Results: For fully-insured plans, increases in ED expenditures and visits were 25% and 12% lower, respectively, for children with ASD relative to all children in mandate compared to non-mandate states. For these same groups, increases in inpatient expenditures and admissions were lower by 31% and 21%, and increases in medication expenditures and number of prescriptions were lower by 22% and 12%, respectively. For fully-insured plans, increases in outpatient and behavioral/mental health expenditures and visits were higher by 28% and 7%, respectively, in mandate states, and increases in "other" outpatient expenditures and visits were higher by 10% and 11%. Total expenditures for children with ASD in fully-insured plans in mandate states relative to non-mandate states were unaffected. In contrast, expenditures among children with ASD relative to all children were higher for all service types for self-insured plans in mandate compared to non-mandate states: by 13% for ED, 6% for inpatient, 8% for behavioral, 10% for other outpatient, and 3% for medication expenditures.

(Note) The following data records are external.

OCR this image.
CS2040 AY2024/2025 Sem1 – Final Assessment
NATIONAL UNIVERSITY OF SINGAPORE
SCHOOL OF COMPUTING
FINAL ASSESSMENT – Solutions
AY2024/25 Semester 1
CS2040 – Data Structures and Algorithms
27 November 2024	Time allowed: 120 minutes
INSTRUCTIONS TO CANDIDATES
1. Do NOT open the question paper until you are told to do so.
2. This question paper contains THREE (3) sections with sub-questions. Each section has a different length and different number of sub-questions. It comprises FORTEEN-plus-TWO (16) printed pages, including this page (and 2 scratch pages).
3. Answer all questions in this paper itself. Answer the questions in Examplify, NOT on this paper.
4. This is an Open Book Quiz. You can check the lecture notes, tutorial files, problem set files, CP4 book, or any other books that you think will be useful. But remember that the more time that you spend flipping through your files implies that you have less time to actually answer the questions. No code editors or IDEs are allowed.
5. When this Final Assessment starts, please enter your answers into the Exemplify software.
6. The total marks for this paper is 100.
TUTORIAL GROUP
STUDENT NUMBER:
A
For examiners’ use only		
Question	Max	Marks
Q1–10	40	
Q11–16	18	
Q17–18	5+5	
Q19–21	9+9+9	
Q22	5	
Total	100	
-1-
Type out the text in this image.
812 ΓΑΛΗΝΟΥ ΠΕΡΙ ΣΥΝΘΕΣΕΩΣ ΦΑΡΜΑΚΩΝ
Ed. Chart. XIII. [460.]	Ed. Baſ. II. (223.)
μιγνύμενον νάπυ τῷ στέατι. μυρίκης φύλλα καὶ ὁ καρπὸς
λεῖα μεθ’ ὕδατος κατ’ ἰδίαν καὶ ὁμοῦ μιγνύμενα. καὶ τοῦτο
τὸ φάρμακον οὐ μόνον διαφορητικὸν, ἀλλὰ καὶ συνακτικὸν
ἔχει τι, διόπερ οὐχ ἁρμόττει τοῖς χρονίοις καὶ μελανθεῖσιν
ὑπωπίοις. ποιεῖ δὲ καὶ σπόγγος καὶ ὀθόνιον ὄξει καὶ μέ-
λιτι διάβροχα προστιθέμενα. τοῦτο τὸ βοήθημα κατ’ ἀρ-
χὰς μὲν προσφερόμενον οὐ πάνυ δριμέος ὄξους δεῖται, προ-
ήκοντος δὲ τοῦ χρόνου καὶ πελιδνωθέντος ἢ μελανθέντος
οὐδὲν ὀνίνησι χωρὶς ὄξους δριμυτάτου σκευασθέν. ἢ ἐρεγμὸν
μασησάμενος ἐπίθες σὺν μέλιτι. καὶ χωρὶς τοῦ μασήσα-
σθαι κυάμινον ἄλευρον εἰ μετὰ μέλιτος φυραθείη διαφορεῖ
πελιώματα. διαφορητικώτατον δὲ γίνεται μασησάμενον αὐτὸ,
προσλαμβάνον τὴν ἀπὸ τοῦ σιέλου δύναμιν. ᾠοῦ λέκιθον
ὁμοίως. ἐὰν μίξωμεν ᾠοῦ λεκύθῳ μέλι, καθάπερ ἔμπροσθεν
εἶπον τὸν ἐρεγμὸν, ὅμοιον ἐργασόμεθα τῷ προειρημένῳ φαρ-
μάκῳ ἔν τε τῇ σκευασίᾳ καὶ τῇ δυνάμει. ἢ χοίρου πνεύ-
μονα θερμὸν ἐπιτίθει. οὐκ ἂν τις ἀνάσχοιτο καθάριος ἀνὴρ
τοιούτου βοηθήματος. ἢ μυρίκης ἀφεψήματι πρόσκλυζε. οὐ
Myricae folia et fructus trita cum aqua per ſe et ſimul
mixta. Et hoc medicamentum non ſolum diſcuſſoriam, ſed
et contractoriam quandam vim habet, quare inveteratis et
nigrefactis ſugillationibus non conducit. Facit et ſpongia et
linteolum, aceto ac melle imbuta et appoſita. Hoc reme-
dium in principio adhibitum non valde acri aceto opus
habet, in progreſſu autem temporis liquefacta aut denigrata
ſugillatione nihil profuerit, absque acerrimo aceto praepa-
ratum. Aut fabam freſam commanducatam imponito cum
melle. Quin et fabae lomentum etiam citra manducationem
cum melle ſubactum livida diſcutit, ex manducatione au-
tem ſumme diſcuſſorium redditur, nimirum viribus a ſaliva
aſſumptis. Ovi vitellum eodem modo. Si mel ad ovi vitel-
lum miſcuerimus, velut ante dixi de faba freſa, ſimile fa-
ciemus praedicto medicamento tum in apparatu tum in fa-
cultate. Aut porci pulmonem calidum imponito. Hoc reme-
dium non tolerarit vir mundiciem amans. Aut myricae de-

Conclusions: These data suggest that state mandates were associated with greater increases in behavioral/mental health visits and smaller increases in ED and inpatient care and filled prescriptions for fully-insured plans only. There was no overall cost increase to the fully-insured plans as a result of state mandates, as lower non-outpatient and medication expenditures fully offset higher expenditures for outpatient care. Further analysis with additional states and more recent mandates is warranted.